С обеих сторон к ним уже бежали охранники. Петя Безухий, человек как-никак военный (хоть до офицера, если честно, не совсем дотянул), похлопал Чибиса по плечу:

– Молоток, холера. И не ссы. Не тронет.

– Кто ссыт-то? – Чибис дернул плечом.

И в этот миг небо словно раскололось, подобно яйцу, извиняюсь, конечно, и из этой трещинки полился, подобно прозрачному свежему белку, совершенно потусторонний голос.

Голос пел на незнакомом языке, и пел, безусловно, о любви, дрожа от страсти и забытого наслаждения. Амор, пел Кукушкин, амор мио соле, белиссимо амор, люблю тебя, мое солнце, мой прекрасный друг и брателло.

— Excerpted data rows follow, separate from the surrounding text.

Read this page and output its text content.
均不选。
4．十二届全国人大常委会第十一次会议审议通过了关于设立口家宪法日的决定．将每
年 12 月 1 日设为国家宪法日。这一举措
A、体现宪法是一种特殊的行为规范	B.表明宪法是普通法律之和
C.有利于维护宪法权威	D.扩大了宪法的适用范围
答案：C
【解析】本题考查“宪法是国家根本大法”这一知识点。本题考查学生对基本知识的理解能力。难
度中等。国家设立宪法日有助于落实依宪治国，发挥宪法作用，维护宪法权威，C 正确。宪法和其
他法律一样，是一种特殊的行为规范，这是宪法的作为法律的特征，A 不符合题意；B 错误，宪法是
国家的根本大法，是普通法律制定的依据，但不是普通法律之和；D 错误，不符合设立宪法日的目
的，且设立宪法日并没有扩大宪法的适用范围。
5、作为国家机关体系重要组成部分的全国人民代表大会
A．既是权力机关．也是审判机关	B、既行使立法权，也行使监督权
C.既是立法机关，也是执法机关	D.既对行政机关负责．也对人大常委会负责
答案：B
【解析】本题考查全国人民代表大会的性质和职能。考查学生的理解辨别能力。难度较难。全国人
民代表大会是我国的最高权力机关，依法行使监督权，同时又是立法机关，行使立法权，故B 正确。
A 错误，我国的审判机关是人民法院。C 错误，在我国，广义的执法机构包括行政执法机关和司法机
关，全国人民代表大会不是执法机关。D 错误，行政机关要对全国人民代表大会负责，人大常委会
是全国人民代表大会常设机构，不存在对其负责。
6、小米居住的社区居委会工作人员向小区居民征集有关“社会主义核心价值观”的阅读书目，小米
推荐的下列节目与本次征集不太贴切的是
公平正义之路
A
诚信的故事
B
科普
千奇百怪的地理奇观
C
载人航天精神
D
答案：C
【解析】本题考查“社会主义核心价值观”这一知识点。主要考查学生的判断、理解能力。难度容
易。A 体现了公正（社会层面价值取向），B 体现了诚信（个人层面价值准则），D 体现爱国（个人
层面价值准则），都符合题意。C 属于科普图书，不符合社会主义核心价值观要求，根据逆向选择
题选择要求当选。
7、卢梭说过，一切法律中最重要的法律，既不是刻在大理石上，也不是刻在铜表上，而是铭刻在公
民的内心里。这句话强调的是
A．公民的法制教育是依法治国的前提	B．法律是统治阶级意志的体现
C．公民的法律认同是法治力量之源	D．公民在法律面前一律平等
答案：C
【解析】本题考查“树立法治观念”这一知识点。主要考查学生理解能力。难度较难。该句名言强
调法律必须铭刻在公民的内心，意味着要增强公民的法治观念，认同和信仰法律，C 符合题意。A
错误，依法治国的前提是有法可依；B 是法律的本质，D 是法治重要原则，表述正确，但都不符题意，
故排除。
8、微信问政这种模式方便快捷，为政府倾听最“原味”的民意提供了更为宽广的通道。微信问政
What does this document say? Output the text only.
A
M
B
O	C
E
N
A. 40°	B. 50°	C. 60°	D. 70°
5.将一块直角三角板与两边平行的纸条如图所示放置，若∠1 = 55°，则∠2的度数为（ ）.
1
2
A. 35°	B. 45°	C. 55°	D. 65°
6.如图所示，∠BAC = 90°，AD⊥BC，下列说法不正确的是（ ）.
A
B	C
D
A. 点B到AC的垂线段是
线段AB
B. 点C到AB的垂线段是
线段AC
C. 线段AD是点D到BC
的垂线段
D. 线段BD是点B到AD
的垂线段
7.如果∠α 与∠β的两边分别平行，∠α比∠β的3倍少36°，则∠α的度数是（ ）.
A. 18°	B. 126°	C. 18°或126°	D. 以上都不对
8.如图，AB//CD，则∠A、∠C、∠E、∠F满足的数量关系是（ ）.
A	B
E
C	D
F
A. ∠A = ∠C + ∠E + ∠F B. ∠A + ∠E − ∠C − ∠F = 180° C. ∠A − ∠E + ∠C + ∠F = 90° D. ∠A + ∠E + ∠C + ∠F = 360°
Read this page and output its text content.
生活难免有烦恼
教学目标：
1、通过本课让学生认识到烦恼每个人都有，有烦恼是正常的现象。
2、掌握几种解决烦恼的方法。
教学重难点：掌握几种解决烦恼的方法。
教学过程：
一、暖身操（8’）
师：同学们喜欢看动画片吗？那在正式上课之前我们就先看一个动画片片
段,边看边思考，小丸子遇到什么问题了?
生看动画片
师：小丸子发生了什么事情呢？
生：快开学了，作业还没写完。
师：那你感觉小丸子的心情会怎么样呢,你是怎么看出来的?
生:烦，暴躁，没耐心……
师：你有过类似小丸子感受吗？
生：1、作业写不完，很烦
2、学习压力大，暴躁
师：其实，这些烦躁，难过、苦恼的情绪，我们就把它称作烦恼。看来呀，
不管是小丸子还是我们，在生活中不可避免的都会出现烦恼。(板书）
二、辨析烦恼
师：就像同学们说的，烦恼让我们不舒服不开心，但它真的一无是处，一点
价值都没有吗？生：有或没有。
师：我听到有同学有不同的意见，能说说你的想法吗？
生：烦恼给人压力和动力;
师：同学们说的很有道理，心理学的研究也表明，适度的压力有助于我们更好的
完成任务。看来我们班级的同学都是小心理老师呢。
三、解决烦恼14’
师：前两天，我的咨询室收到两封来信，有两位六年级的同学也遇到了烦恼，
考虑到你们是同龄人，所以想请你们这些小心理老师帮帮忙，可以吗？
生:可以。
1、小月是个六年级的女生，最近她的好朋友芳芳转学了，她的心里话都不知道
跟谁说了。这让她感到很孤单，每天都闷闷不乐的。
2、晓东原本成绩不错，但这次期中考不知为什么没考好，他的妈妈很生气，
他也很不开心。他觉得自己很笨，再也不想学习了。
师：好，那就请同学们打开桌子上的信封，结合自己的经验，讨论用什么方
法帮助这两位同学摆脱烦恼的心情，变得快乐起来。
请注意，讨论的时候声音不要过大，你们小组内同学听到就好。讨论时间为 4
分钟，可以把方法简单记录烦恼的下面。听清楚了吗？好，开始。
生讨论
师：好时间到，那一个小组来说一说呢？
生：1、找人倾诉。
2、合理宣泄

Трудно сказать, что произошло с Эдиком Кукушкиным в результате странного и неправдоподобного избиения Фомы вялым Чибисом. Что ощутил он, увидев свое возлюбленное животное держащимся двумя руками за ширинку. Какие неземные чувства всколыхнули его исстрадавшуюся душу и весь его физический состав. Возможно, ему передалась боль Фомы, а вместе с ней воскресла та сладкая мука, какая сотрясала их тела, когда они с Давидом превращались в единое целое и, казалось, ничто не могло отлепить их друг от друга… Кто знает. Во всяком случае, к Кукушкину вернулся его божественный голос и силы, и он понял, что добьется любви поверженного циклопа.